仮想通貨にとどまらないビットコイン(ブロックチェーン)2.0とは?

ビットコインとブロックチェーンの大きな可能性に注目が集まる一方、その課題も浮き彫りになってきました。この課題を改善した新たな仮想通貨やブロックチェーンが多数考案・開発されており、「ビットコイン2.0」や「ブロックチェーン2.0」と呼ばれています。

ビットコイン2.0とは?

ビットコイン2.0とは、ビットコインで使用されている技術(ブロックチェーン)等を応用して通貨以外の役割・機能を持たすことを主目的とした技術・プロジェクトのことです。

暗号通貨2.0、次世代暗号通貨とも呼ばれており、ブロックチェーン技術の進化によってもたらされたことからブロックチェーン2.0とも呼ばれています。

また適用される分野によってブロックチェーン2.0と3.0を分けて語られることもあるようです。

ブロックチェーン2.0 ブロックチェーンを通貨以外の金融分野へ適用(株式・ローン・クラウドファンディング・デリバティブなど)
ブロックチェーン3.0 ブロックチェーンを金融以外の分野へ適用(ガバメント、健康、科学、文化など)

ビットコイン2.0の主な機能

ビットコイン2.0の根幹をなす機能・技術には以下のようなものがあります。

スマートコントラクト

スマートコントラクトとは日本語で契約の自動化と訳され、あらゆる契約行動をプログラム化し、自動的に実行するものを指します。

自動車ローンを例に見てみましょう。自動車ローンの契約内容を車の鍵にプログラム化するとローンの支払いが滞った時点で自動的に車の鍵をロックさせることができるようになります。

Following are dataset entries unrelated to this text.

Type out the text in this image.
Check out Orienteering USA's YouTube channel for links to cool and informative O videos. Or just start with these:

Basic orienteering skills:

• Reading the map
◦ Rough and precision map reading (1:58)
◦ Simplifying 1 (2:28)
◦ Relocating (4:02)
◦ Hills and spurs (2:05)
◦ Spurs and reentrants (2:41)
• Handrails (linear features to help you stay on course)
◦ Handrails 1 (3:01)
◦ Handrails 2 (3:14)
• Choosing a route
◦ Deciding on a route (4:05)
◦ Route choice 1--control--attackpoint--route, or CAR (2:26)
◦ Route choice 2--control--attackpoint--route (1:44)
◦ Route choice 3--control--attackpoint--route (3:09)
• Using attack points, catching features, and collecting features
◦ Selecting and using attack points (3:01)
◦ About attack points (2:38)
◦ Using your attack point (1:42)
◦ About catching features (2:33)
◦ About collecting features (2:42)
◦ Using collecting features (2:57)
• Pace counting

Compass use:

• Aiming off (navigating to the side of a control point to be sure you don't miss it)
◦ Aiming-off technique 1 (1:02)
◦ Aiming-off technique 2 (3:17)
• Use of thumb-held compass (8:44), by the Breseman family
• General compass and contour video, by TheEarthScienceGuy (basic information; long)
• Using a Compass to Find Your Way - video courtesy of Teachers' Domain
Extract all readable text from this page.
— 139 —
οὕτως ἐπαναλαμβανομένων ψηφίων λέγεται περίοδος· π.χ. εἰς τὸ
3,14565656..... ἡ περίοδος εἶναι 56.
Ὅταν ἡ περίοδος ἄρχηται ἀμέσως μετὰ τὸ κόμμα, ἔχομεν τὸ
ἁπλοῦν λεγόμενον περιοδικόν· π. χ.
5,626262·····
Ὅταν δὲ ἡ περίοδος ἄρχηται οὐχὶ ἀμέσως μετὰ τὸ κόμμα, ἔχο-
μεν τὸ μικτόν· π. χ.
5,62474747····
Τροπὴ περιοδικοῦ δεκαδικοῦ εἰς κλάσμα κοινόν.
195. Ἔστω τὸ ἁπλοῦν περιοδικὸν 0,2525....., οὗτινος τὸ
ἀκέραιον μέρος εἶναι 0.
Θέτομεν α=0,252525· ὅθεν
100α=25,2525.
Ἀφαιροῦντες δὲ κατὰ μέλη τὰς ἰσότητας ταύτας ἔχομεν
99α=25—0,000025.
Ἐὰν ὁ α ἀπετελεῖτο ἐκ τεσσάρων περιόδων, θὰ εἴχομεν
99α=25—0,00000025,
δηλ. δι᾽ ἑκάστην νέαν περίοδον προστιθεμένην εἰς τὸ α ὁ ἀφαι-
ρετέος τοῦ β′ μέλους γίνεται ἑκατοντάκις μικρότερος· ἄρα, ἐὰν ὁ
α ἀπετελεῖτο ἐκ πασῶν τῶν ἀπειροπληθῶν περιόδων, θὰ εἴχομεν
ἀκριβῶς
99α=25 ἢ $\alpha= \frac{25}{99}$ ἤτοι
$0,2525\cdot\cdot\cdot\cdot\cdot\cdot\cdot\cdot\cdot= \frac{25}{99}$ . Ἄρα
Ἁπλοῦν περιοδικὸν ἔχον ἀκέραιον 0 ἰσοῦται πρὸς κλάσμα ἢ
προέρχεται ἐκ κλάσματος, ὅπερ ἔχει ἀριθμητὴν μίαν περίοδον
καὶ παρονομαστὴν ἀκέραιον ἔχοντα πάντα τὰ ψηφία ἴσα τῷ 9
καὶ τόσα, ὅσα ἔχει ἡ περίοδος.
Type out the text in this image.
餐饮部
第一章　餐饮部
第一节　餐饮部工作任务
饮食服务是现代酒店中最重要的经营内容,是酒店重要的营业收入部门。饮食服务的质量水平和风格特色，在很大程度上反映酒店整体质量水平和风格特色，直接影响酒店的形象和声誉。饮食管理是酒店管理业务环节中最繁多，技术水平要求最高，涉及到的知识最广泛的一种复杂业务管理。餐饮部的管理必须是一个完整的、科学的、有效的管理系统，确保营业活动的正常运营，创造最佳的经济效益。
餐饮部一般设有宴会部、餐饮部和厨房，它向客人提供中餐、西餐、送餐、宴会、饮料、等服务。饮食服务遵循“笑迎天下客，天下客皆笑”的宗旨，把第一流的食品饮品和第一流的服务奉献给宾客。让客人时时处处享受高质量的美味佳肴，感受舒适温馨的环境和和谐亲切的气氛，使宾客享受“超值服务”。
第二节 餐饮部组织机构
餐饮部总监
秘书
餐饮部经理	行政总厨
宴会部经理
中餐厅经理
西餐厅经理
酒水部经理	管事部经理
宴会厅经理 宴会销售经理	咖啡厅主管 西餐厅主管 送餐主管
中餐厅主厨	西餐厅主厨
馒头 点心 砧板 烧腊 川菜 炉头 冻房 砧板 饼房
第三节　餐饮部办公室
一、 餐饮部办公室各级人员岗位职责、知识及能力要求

契約の自動化による利点は、ビットコインと同様に、契約の相手方を信用する必要がなくなることとコストが大きく低下することの二つが考えられます。

DAO(Decentralized Autonomous Organization)

スマートコントラクトを組織に応用したのがDAO(自律分散型組織)です。

例えば、企業におけるバックオフィス業務や、商取引におけるエスクローサービス(商取引の安全性を保証する仲介サービス)などがスマートコントラクトで置き換えられると考えられています。

各企業、組織、団体は第三者機関を必要としなくなることでDAOとして再構築されます。

また組織の中でも特に企業に特化したものをDAC(Decentralized Autonomous Corporation)と呼ぶことがあります。

分散型取引所(Decentralized Exchange)

分散型取引所とは、従来の取引所とは違い、P2P方式で取引を行うプラットフォームです。

P2P化することにより仮想通貨の盗難リスクが減り、取引所へ手数料を払わなくて済む分だけより低コストになると考えられます。

さらに分散していた取引が少数のプラットフォームで行えるため、取引量が増加すると考えられています。

しかし一方で分散型取引所は取引状況の監視が難しくなる分、よりマネーロンダリングの手段となりやすいという欠点も存在します。

次世代暗号通貨

ビットコイン2.0は次世代暗号通貨とも呼ばれていますが、どんな仮想通貨があるのでしょうか?

イーサリアム

ビットコインと同様にブロックチェーンの暗号技術を利用していますが、加えてスマートコントラクトを利用しているため、次世代暗号通貨に分類されています。

リップル

コンセンサスというプロセスによりビットコインよりはるかに早く送金することができます。

またリップルは既存の金融機関等を主にターゲットとしており、世界の銀行と提携を行ったり、国際決済サービスであるEarthportと提携したり、決済システムへのRippleの導入を進めています。

ビットシェアーズ

管理者のいない分散型プラットフォームを採用しており、金融業界をはじめ多くの企業からも注目されています。